Piłkarze Spójni do treningowego reżimu powrócą 16 stycznia. Do tego czasu zawodnicy pracować będą na indywidualnych rozpiskach. Już teraz jednak trwają poszukiwania ewentualnych wzmocnień. Jednym z priorytetów dla Spójni będzie pozyskanie golkipera, bowiem z zespołem rozstaje się Łukasz Krzczuk. Bramkarz podjął pracę fizjoterapeuty w GKS-ie Tychy. - Bez wątpienia potrzebujemy bramkarza.

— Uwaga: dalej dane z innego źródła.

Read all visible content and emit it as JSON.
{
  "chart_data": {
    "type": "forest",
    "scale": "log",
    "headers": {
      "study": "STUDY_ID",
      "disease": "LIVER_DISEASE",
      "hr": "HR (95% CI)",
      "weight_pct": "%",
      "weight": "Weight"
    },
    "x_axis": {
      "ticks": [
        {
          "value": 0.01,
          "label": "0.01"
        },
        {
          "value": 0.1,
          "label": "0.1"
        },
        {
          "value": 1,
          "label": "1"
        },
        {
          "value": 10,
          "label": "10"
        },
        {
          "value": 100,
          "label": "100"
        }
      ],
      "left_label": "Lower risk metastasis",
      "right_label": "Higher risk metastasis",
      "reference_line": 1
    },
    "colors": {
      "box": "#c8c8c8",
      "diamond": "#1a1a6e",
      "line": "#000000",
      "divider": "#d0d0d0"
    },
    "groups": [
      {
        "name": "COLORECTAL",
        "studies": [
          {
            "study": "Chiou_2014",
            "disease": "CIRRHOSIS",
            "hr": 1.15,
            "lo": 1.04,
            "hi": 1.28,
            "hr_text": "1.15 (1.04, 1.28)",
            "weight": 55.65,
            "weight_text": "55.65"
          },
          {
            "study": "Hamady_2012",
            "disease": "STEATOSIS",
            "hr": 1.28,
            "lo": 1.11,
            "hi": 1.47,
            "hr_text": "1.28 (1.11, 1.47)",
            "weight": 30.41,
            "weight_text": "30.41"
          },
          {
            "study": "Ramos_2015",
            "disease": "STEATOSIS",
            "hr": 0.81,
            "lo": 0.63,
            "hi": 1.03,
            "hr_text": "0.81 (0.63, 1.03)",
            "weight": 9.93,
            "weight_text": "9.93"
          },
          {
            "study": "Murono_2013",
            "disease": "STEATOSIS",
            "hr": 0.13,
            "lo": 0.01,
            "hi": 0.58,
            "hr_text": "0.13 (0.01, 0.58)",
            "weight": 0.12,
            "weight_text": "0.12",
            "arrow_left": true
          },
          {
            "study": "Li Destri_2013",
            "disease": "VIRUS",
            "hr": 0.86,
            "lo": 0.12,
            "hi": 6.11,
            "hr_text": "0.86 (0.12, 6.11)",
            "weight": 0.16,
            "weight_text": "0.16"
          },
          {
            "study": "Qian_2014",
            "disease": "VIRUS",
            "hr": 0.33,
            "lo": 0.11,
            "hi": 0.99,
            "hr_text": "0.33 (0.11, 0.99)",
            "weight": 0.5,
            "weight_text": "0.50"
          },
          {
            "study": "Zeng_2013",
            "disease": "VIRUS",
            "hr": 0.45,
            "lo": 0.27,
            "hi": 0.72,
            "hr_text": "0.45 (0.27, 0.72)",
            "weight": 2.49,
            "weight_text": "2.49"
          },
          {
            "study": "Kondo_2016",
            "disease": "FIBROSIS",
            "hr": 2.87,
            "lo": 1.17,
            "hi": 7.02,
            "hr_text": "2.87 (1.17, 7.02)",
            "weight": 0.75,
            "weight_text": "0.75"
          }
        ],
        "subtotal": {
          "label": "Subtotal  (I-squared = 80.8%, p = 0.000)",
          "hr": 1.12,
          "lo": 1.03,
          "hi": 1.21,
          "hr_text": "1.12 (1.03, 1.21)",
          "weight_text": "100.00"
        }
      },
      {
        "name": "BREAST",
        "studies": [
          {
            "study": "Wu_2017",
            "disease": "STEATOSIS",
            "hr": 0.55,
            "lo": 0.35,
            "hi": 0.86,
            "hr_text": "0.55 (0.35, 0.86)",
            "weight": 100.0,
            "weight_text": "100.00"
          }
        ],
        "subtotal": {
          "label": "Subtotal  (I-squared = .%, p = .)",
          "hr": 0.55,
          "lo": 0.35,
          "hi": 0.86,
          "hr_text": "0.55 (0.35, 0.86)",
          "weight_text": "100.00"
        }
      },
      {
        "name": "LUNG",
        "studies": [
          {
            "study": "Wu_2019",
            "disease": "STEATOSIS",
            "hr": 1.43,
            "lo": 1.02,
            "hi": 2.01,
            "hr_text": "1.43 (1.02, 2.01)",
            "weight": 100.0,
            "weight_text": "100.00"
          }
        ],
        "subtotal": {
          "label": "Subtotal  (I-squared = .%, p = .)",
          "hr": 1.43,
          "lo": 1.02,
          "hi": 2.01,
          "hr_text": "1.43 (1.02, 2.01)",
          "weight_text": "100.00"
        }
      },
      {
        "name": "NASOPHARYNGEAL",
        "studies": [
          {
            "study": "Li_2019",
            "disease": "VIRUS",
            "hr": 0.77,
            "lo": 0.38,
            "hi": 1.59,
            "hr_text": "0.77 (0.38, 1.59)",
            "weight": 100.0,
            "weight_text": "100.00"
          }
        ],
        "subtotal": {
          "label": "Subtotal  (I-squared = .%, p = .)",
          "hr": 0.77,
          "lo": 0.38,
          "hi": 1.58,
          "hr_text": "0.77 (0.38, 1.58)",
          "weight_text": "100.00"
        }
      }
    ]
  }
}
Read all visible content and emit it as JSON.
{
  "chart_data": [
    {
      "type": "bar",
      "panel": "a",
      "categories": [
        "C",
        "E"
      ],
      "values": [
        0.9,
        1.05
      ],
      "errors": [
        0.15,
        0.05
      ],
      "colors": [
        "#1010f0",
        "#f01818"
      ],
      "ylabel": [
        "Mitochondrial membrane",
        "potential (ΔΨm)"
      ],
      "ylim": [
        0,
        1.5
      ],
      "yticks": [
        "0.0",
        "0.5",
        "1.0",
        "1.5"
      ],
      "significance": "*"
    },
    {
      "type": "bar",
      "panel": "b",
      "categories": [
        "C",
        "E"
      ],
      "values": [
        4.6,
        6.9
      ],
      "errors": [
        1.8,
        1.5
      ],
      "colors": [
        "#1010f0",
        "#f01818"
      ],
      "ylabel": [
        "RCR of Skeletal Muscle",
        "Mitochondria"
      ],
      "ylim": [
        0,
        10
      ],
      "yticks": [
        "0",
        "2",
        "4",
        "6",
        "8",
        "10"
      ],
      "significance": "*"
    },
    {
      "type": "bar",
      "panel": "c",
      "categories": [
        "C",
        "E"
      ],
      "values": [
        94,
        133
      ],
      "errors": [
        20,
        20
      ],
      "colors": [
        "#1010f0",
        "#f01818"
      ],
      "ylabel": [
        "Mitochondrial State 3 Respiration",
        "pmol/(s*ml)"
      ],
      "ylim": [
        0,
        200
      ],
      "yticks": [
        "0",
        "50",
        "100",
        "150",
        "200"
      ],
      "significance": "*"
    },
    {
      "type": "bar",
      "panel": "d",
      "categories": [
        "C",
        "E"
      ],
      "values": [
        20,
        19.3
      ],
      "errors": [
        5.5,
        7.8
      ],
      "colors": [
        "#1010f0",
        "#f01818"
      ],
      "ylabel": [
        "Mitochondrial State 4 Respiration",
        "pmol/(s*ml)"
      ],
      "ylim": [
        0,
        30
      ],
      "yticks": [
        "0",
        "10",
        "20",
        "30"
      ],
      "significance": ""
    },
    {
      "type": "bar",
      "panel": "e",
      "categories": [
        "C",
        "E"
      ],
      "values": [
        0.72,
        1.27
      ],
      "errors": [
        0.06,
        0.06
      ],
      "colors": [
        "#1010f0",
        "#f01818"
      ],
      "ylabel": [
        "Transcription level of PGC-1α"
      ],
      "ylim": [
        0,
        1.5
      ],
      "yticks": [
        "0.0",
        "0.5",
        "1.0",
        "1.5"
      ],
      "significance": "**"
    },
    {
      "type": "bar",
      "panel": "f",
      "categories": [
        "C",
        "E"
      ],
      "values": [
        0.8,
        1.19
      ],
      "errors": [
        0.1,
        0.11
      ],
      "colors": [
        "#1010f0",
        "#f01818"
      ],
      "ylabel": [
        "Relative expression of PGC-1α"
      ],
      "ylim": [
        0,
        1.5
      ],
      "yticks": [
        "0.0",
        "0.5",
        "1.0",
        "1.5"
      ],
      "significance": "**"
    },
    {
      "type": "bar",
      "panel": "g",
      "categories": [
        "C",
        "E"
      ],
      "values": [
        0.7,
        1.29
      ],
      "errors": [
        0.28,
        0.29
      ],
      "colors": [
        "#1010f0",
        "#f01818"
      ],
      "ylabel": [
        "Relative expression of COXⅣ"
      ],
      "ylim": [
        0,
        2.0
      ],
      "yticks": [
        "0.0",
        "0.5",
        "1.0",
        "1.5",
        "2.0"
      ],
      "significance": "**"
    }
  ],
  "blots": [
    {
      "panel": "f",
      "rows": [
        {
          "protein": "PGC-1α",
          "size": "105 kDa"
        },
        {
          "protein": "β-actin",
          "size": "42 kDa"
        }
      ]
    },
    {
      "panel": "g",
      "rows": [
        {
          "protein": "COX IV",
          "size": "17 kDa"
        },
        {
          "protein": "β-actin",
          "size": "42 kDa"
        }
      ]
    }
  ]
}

Wiemy, że Łukasz zadeklarował, iż kończy z graniem w piłkę. Jesteśmy "po słowie" z jednym golkiperem i mam nadzieję, że uda nam się dopiąć jego transfer - zdradza Dariusz Kłus, trener ekipy z Landeka. 

 

Oprócz odejścia Krzczuka, pod dużym znakiem zapytania stoi przyszłość Szymon Kusia. Miniona runda była dla landeczan dość sporą sinusoidą. Finalna 10. lokata na koniec kampanii jesiennej z pewnością nikogo nie satysfakcjonuje w Landeku, dlatego potencjalne wzmocnienia mają spowodować marsz w górę tabeli. - Nie ukrywam, że przede wszystkim chodzi nam o jakościowe transfery. Tak naprawdę każda formacja wymaga wzmocnienia. Mam nadzieję, że na pierwszym treningu w nowym roku pojawią się nowe twarze - zaznacza Kłus.